One in Five Manufacturing Firms Targeted by Cyberattacks

2021/06/18 DarkReading — 今週のこと、セキュリティ企業の Morphisec 社が発表した調査結果によると、サイバー犯罪者や攻撃グループは継続して製造業を標的としており、この分野における企業の約5社に1社が、攻撃の危険にさらされていることが分かった。Manufacturing Cybersecurity Threat Index レポートは、製造業の従業員567名からのアンケート回答で構成されており、約4分の1の企業が毎週、3分の1以上の企業が毎月、攻撃を受けていることが分かった。

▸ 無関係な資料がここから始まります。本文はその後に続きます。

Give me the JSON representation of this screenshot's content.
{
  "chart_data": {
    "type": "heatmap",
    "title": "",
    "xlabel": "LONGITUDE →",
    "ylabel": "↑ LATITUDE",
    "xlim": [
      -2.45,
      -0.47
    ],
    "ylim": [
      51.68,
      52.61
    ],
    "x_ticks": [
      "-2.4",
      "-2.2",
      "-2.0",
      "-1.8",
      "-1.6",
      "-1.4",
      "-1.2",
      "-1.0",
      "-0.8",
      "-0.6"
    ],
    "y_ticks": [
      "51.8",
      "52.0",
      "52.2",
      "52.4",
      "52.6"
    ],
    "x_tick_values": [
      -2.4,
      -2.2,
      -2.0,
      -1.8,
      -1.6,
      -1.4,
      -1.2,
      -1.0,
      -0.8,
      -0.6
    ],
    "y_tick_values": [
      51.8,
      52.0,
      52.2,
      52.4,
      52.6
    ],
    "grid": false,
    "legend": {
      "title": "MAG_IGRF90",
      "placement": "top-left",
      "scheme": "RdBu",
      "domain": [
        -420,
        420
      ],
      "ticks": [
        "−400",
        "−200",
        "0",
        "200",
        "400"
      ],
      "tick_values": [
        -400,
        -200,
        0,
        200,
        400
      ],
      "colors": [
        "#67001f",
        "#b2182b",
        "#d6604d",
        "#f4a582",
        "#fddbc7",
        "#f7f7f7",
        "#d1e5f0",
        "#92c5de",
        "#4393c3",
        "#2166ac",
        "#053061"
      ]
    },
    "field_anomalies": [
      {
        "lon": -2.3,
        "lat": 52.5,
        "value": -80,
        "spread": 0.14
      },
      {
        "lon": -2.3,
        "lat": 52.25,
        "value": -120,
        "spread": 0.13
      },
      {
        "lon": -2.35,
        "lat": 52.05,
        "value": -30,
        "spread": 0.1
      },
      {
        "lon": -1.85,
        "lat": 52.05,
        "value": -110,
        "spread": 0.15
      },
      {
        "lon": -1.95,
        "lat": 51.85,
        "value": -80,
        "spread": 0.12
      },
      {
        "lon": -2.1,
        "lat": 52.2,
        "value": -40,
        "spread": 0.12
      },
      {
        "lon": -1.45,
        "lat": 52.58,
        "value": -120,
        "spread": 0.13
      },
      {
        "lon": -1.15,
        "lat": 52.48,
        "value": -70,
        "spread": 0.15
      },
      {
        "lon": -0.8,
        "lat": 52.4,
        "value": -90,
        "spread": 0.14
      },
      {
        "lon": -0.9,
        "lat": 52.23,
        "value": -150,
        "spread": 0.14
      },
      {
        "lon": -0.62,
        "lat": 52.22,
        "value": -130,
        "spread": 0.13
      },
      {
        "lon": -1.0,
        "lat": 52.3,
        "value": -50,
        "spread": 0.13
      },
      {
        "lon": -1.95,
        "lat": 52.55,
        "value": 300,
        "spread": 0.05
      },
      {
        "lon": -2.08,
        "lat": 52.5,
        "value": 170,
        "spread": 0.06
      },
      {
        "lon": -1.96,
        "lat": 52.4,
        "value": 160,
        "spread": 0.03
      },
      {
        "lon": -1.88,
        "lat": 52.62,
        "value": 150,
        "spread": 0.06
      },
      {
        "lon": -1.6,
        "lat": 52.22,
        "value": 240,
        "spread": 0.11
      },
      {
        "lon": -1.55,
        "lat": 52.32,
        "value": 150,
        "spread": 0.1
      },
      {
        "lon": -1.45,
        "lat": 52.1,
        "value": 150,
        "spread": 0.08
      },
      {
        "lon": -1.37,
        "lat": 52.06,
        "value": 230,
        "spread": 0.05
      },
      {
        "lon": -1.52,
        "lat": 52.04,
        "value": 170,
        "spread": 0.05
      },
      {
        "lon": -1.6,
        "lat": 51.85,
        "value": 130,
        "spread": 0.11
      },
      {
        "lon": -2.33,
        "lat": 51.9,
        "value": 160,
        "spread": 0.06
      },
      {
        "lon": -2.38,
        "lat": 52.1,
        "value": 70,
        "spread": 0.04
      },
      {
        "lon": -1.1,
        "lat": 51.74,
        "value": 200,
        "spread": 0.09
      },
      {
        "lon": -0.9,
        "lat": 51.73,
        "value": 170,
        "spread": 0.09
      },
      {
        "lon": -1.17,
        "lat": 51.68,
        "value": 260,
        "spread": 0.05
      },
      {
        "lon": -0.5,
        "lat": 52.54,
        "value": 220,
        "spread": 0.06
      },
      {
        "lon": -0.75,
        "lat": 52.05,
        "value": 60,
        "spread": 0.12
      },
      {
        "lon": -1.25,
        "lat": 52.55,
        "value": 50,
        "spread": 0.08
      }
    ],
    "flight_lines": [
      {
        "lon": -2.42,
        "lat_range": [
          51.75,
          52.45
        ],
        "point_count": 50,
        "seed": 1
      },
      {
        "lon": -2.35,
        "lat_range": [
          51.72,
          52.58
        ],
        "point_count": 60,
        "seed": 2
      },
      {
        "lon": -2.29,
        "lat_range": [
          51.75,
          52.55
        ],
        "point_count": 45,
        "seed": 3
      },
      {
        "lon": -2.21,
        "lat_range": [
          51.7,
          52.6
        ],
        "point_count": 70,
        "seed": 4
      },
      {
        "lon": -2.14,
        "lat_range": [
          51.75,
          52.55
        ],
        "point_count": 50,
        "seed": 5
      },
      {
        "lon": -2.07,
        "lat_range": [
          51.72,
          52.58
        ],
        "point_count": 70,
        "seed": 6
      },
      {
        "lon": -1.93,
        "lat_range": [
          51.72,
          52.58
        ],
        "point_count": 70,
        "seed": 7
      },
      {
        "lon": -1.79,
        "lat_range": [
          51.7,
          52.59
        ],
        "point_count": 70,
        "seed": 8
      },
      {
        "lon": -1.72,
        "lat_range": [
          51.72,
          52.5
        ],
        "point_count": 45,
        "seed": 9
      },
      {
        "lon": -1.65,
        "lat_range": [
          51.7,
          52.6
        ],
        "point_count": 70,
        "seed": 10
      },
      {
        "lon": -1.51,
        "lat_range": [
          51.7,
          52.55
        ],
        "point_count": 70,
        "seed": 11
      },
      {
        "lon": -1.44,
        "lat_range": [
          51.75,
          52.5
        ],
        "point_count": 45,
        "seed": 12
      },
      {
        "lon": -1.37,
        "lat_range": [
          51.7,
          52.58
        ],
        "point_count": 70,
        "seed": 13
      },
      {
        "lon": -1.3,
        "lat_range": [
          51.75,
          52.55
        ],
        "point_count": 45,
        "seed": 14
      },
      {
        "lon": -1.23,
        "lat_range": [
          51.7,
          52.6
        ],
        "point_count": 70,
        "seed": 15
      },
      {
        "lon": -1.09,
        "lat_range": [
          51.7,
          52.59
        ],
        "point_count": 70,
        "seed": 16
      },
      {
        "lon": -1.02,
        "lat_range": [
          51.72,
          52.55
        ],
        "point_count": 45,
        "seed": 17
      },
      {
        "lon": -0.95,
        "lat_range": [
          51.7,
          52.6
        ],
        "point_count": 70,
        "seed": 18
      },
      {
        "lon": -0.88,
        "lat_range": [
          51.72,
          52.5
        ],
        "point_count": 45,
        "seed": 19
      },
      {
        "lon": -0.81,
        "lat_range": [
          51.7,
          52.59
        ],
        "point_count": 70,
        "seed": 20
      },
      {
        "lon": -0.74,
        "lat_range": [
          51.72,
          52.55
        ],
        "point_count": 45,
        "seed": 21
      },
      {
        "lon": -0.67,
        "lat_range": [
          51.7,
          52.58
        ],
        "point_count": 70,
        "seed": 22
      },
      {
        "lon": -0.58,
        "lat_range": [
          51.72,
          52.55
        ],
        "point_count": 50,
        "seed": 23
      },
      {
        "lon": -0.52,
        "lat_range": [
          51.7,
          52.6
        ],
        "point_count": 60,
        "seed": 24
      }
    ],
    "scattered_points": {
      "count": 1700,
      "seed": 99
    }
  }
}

企業が攻撃されたときに、すべての従業員が気づくわけではないため、この数字は控えめなものと思われる。Morphisec の Director of Security Strategy and Products である Daniel Petrillo は、「ランサムウェア攻撃は、ビジネスに大きな影響を与える。また、従業員は頻繁に検知していると思うが、製造業の貴重なデータを見つけ出して流出させる InfoStealers マルウェアによる攻撃が増加しているため、より巧妙な攻撃が見落とされがちだ。

また、現時点では、IT と、セキュリティ・チームと、主要なビジネスリーダーとの間に隔たりがあることが示されている。製造業においては、サイバー攻撃が事業の継続性/財務/評判に与える影響を理解するための、ビジネス・リーダーを教育するための活動が必要だ」と述べている。今回のレポートは、製造業が脅威の増大に直面していることを示している。

3月に発表されたレポートによると、ランサムウェアの支払い額は約3倍に増加しており、ヘルスケア/情報技術/建設といった最も標的になりやすい産業の中に、製造業も含まれている。また、3月に発表された別のレポートによると、IT 部門の従業員250名と運用技術部門の従業員 250名を対象とした調査において、61% の企業が工場に影響をおよぼすサイバー・セキュリティ・インシデントを経験し、そのうちの4分の3が生産を停止していることが分かった。

この記事では、多くの企業が利用している VPN の脆弱性にも言及しています。昨年あたりから、数多くのインシデントが報告されており、製造業も影響を与えているとのことです。これらの製造業への攻撃に対して、より以上の警戒が必要になることは明らかですが、生産パイプラインや日常業務にセキュリティを組み込むための、従業員教育にも多くの努力を払う必要があると、Daniel Petrillo は述べています。従業員のセキュリティ意識を高め、ネイティブ・コントロールを活用し、最小の特権付与の原則を実践することが、製造企業における全体的なサイバー・リスクを抑制するために、大いに役立つと付け加えています。